People here are smart. They know their basketball, and they know what it takes to get to March. A loss wouldn’t necessarily have knocked Syracuse out of the field, but with a game at Louisville and a home matchup against a not-so-easy-to-discount Georgia Tech left, it would have made for a rather nerve-wracking finish.

“I think we would have been in anyway, but that shot solidifies it," Orange forward Taurean Thompson said.

Boeheim says his team goes as Gillon goes: "when he’s good, we haven’t lost." Fans will attest to that and to the other side of that coin. As much as he can take the credit for this win, Gillon willingly shouldered the blame for the dispiriting loss at Georgia Tech the previous game. He had nearly as many points (seven) as turnovers (five) and shot so poorly that coaches suggested he take extra time at intermission to work out the kinks.

He, and thereby the Orange, didn’t look a whole lot better in Wednesday's first half against Duke. Syracuse was too passive, poking and prodding at the top of the key rather than working to get to the rim. Gillon had just seven points at the break, and Syracuse trailed by eight.

But when the half broke, it was as though Boeheim unleashed Gillon and Battle. They went at the Blue Devils hard and, with nearly the entirety of the Duke backcourt in foul trouble, took no mercy. Gillon finished with 26 and Battle with 18. The pair helped turn a five-point hole into a two-point lead and what might have been an easy Duke victory into a nail-biter. In the final five minutes of the game, the lead changed five times, with two ties.

Gillon knotted it for the final time, at 75, with 37 seconds left by scoring on yet another drive to the basket. But Duke had more than enough time to win the game, and after draining the shot clock as far as they could, the Blue Devils got the ball to Kennard, their surest shot of the night and, really, the entire season.
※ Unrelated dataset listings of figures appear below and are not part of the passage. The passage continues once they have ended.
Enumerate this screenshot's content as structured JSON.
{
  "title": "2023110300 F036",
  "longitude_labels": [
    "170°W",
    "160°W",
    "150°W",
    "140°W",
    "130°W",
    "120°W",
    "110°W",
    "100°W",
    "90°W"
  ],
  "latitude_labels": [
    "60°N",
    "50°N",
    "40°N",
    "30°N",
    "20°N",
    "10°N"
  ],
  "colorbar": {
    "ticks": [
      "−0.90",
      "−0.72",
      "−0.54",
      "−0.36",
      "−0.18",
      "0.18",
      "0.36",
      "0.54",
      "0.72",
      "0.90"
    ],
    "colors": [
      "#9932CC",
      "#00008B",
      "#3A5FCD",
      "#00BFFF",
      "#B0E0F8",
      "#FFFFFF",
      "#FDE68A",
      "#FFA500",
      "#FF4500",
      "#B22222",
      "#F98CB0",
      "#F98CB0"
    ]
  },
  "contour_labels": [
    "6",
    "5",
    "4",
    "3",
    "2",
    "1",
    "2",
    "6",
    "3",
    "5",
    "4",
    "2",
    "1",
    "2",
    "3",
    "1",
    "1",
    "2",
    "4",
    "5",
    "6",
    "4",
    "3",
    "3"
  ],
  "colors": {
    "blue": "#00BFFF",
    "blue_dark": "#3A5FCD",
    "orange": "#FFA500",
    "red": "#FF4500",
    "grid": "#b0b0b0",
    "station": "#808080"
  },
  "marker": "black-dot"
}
As Grayson Allen has struggled through his roller-coaster season, Kennard has assumed the mantle as the team’s go-to scorer. He did the same against the Orange. Allen was just 2-of-11 from the floor and 1-of-8 from beyond the arc. Kennard finished with 23 and rightly earned the chance to take the Devils’ last shot.

But his jumper fell off the rim. Lydon was there to corral the rebound, and Gillon was there to do the rest.

"I had a great view, but I couldn’t even see John," Thompson said of Gillon, who is generously listed at 6 feet. "He had three guys around him -- three Duke monsters. I just saw the ball bank in."

Asked if Gillon called the shot, Thompson smirked, "Hell, no."

Added Boeheim, "Too noisy. I couldn’t hear."

Gillon said he didn’t call it ... though he also admitted that he could barely remember what happened.

That sort of play is equal parts adrenaline and muscle memory, occurring so quickly that it’s impossible to process what you did, let alone how you did it. Gillon remembers only a sea of humanity around him -- first his teammates and then seemingly every resident of Syracuse -- as he tried in vain to find his little brother, Jordan, in the mayhem.

When he got back to the locker room, where his teammates were dancing and someone, Thompson thinks, might have even thrown a flip, Gillon watched the replay.

"Ice in my veins," he said with a laugh.

And now sunshine in Syracuse for March.